Further plan – Rehabilitation with reassessment at 1 year post surgery for residual stress and postural incontinence
Case 5.
A 13 year old male presented with continuous epigastric pain and dyspnea after a 2days of fall from height and fell down of almirahs on him. Immediately after the injury the patient had been diagnosed with right pneumothoraxand a CT scan of thorax had revealed fracture of the 8th–10th rib with limited ambilateral pleural effusion with evidence of diaphragmatic rupture with stomach, spleen, colon and small bowel as content inside the left hemithorax. The patient was guided to the operating room and he underwent laparoscopy during which a sizeable rupture of the left hemidiaphragm (‘T’ shaped) was evident with prolapse of above mentioned contents. The prolapsed content were reduced to the peritoneal cavity, pleural effusion was aspirated and the diaphragmatic lesion was repaired with clips and inabsorbable sutures reinforced with mesh. The patient had a normal postoperative course and he was discharged the 7th postoperative day.
Case 6.
A 62-year-old male patient suffering from right hemiperesis was admitted to Sarvodaya hospital. Doppler ultrasonography (US) and MR angiography (MRA) were performed and fibrofatty, short plaque was seen causing stenosis over more than 90% of the proximal part of the left internal carotid artery (ICA).

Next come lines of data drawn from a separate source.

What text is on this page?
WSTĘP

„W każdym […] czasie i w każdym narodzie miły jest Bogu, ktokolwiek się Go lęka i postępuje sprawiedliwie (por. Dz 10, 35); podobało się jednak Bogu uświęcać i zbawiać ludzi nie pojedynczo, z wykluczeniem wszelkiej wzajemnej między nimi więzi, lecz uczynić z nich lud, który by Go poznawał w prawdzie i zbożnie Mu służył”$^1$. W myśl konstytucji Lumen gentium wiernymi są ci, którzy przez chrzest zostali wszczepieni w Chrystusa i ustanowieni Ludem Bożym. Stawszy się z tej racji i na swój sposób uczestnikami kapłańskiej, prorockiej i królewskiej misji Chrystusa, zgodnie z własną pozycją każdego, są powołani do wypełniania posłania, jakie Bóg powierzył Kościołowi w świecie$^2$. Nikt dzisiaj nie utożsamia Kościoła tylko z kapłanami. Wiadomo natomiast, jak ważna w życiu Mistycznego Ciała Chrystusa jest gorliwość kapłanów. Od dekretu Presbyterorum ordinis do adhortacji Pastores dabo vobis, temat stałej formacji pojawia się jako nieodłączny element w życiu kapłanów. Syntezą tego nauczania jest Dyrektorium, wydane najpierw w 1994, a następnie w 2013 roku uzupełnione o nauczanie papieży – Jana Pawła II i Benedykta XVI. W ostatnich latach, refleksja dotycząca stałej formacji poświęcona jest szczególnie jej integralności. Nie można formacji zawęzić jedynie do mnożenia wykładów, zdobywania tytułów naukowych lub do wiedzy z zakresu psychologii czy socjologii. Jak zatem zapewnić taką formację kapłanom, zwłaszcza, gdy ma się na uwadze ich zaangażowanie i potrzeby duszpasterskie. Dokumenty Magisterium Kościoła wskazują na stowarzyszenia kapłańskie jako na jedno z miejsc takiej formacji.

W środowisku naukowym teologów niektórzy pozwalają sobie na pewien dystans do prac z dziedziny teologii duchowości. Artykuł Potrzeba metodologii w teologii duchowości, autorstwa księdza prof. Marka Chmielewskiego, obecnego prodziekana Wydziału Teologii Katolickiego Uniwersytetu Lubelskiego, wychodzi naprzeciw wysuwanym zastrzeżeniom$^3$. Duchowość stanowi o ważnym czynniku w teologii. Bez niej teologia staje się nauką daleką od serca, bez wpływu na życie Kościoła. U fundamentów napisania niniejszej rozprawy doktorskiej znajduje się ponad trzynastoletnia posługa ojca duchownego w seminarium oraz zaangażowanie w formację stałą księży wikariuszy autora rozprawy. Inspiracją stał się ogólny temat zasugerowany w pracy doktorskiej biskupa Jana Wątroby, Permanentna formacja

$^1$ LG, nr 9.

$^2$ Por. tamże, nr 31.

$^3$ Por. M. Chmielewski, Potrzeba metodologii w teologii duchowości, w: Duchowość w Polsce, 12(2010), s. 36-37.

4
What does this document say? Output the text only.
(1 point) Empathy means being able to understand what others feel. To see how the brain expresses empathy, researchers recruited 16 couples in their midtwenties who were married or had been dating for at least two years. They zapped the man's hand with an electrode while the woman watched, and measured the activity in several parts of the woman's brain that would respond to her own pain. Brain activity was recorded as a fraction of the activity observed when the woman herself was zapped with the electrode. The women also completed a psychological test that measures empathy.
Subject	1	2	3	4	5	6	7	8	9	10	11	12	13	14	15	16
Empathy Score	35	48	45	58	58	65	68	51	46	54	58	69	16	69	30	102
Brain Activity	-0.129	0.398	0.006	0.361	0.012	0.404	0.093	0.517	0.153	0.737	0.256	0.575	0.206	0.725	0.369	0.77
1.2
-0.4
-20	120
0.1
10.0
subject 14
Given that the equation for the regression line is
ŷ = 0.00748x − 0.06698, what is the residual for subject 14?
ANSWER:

He had been on medicine for hypertension for about 2 years and had been smoking half a pack a day for about 40 years. Daily, 150 mg Aspirin and 75 mg of Clopidogrel were prescribed and the CAS was planned. Diagnostic angiograms obtained under local anesthesia showed 90% stenosis consistent with the Doppler US and MRA. A tapered, closed-cell carotid stent 8–6×40 mm in size (X-Act, Abbott) was implanted and a 6x 20mm monorail balloon was inflated inside the stents in the ICA part, both for proper apposition of the proximal and distal ends of the covered stent, for full opening of the stenosis without leaving any residue. The filter was extracted and there was no debris inside it. Physical examination showed no neurological deficit. There were no new ischemic lesions. The patient was discharged without any neurologic problems.